Words and Status (and rants!)

Words are funny things. We use them to convey meaning - but there's more to words than that. We also use words to try to change the way people view things. In real estate advertisements, for example, you see words like "rustic" used instead of "old", or describe a home as "having character" when it really means the house is practically falling apart.

I find it interesting (or amusing, I can't decide which) that testers play this game too. I know testers who avoid and replace words entrenched in the testing vocabulary with words that they think sound better - or in their "words", words that convey a better meaning than the original. Other than diluting the testing vocabulary, I don't really have a problem with this. If you want to call a boundary a fence-post or an edge, that's fine. If you want to call it a termination endpoint, that's fine too.

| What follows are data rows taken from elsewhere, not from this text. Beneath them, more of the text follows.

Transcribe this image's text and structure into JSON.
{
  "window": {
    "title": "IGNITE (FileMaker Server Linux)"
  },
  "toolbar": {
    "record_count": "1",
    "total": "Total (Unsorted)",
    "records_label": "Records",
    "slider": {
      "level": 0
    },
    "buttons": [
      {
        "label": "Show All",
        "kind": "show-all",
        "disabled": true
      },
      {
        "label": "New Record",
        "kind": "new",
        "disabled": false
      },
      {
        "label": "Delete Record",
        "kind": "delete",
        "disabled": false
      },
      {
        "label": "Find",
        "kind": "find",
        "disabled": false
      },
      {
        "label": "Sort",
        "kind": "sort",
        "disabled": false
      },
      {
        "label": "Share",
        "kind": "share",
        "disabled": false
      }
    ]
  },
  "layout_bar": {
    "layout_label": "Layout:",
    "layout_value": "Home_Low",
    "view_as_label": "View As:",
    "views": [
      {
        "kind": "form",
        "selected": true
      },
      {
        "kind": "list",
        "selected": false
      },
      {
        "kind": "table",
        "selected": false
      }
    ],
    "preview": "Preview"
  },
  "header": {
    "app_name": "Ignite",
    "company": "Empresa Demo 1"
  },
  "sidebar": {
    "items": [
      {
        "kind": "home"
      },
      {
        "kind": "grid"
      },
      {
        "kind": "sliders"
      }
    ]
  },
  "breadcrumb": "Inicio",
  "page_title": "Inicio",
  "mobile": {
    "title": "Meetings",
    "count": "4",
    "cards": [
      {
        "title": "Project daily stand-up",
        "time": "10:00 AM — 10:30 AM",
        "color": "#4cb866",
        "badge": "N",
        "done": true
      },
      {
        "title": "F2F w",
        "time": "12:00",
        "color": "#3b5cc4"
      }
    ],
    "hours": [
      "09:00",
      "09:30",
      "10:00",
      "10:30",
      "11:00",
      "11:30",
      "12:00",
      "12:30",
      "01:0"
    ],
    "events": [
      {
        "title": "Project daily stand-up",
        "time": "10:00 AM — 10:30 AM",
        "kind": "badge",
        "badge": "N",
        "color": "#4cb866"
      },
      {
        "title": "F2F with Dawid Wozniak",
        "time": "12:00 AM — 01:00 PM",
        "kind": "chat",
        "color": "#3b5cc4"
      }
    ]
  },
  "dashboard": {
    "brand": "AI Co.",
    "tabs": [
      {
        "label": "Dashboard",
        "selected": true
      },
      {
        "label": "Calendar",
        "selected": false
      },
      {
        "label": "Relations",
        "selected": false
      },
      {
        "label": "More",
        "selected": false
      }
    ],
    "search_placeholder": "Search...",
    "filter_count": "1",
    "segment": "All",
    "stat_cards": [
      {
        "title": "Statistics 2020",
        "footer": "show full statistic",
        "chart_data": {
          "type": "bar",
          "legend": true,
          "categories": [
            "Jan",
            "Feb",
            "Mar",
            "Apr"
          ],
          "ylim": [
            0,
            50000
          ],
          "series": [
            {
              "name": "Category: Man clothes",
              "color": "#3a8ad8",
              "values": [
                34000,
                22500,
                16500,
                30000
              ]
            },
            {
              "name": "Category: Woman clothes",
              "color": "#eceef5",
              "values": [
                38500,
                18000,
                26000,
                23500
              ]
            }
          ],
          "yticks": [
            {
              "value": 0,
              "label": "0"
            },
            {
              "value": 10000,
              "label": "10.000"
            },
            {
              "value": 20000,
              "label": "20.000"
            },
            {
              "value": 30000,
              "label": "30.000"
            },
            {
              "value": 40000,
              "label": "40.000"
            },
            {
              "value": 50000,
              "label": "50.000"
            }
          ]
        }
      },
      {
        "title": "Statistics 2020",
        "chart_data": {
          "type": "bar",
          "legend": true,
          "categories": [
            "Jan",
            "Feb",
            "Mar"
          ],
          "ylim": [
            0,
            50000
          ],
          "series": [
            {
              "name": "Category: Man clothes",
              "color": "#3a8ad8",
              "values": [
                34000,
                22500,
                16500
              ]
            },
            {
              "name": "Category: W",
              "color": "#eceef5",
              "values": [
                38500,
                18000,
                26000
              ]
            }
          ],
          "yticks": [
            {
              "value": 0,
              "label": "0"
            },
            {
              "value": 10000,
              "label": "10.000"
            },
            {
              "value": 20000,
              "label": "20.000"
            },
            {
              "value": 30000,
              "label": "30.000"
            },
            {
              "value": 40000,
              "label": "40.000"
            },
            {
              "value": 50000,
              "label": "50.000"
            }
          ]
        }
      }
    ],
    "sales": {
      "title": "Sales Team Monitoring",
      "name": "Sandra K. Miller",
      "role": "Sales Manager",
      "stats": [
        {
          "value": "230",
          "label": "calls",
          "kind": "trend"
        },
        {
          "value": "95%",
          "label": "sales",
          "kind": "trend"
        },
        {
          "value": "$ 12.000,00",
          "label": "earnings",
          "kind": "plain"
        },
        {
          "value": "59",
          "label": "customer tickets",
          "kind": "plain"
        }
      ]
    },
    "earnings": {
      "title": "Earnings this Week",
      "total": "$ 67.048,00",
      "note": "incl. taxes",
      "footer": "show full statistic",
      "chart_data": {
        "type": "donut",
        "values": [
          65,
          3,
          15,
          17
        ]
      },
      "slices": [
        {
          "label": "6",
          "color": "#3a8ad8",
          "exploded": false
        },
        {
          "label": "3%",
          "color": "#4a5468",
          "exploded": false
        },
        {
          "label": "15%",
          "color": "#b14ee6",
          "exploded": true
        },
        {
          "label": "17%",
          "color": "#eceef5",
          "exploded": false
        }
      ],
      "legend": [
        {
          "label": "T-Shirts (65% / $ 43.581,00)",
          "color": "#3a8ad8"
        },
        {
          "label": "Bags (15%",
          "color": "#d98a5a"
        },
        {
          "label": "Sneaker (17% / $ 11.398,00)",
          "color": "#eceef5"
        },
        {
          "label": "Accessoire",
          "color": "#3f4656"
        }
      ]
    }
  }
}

What really bugs me (believe me, I've had to edit the "bad" words out of this rant more than once already) is when people change the meanings as an attempt to raise the value of test, or show that test "has a seat at the table", or is a "first-class citizen". I have to tell you, I'm sick and tired of testers whining about not getting respect. If you want respect, you have to give respect and you have to earn respect. Using fancy words isn't going to do it for you, but if you do your job and show value and stop trying to convince people you're more valuable than you truly are, you'll be fine. I know plenty of testers who do these things, and guess what - they have respect (and even admiration) from their peers in development. This is a huge peeve of mine, and unfortunately, one I deal with too frequently for my own mental well-being. Here's a message for all testers - you aren't going to earn respect by whining about the fact that you don't have respect. Nothing, in fact, could be less effective. Knock it off and try something else. I'm this close to impersonating SteveB and throwing a chair through the window of our lovely test excellence offices.

I named this blog many years ago when I was "just" a test architect on the windows CE team at Microsoft. Finally, as I get to this point in the post I realize that I've finally written a post that reflects the blog title - or at least close if you consider a rant a word.